This problem essentially describes a CRC with a 24-bit polynomial.
You can solve the problem simply using shift and XOR operations and a 24-bit (or larger) variable; no bigint required.
Recommended introductory reading:
http://en.wikipedia.org/wiki/Cyclic_redundancy_check
http://www.mathpages.com/home/kmath458.htm
http://www.ross.net/crc/download/crc_v3.txt
I took the opportunity to dabble with this. Interpreting the equations in the context of an implementation in software is tricky because there are many ways in which the polynomials can be mapped to data structures in memory - and, I assume, you'll want the solution you produce to seamlessly inter-operate with other implementations. In this context, it matters if your byte ordering is MSB or LSB first... it also matters if you align your bit-strings that aren't a multiple of 8 to the left or right. It is worth noting that the polynomials are denoted in ascending powers of X - whereas one might assume, because the leftmost bit in a byte has maximum index, that the leftmost bit should correspond to the maximum power of X - but that's not the convention in use.
Essentially, there are two very different approaches to calculating CRCs using generator polynomials. The first, and least efficient, is to use arbitrary precision arithmetic and modulo - as the posted extract suggests. A faster approach involves successive application of the polynomial and exclusive-or.

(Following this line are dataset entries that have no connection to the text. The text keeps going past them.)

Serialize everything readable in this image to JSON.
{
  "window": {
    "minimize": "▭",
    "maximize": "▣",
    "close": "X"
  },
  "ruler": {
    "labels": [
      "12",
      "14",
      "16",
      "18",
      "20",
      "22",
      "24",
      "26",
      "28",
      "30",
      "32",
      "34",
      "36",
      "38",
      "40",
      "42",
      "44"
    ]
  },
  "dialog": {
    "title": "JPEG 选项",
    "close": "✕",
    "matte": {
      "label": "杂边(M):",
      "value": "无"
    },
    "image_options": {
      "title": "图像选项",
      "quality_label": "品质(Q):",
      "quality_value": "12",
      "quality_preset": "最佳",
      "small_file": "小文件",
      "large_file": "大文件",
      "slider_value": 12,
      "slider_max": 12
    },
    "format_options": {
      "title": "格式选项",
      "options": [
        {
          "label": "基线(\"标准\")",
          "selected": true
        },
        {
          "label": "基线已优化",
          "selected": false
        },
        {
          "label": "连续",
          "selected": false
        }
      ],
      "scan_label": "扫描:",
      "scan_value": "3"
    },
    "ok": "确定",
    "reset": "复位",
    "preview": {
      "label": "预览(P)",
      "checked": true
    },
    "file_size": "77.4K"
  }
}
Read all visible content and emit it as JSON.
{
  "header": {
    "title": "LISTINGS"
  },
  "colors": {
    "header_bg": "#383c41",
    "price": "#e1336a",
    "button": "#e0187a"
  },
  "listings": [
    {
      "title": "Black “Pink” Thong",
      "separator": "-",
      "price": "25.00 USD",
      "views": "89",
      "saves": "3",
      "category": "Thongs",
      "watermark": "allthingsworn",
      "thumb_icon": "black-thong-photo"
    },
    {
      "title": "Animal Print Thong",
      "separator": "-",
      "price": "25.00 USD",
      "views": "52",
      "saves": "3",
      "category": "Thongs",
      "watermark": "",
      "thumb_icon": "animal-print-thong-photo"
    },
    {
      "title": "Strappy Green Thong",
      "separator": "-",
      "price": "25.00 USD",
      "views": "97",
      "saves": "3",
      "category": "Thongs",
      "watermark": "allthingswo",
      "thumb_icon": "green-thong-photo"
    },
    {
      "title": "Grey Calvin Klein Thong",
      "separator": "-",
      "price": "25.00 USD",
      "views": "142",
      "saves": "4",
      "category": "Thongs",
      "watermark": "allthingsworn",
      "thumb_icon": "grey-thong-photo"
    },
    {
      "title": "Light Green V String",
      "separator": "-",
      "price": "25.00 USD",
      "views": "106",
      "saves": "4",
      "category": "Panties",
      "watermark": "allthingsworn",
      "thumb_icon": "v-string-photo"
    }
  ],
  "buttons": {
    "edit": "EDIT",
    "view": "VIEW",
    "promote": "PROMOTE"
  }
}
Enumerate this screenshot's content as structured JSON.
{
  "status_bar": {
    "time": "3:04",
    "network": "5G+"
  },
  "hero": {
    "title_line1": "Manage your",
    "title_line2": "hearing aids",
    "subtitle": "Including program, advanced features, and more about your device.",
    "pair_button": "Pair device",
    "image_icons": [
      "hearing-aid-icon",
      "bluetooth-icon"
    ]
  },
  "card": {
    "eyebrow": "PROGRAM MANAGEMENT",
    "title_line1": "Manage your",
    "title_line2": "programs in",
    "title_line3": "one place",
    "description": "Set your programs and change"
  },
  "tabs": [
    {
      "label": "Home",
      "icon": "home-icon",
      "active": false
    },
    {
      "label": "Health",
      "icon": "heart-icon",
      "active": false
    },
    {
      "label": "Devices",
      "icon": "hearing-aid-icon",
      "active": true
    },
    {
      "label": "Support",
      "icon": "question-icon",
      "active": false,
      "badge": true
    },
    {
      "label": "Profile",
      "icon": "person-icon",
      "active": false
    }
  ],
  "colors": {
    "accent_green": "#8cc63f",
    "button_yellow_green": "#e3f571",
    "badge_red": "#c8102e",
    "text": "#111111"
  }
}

A implementation in Pascal can be found here: http://jetvision.de/sbs/adsb/crc.htm - translation to C# should prove trivial.
A more direct approach might involve encoding the message and the generator polynomial as System.Numerics.BigInteger objects (using C#/.Net 4.0) and calculate the parity bits exactly as the text above suggests - by finding the message modulo the polynomial - simply using the "%" operator on suitably encoded BigIntegers. The only challenge here is in converting your message and parity bits to/from a format suitable for your application.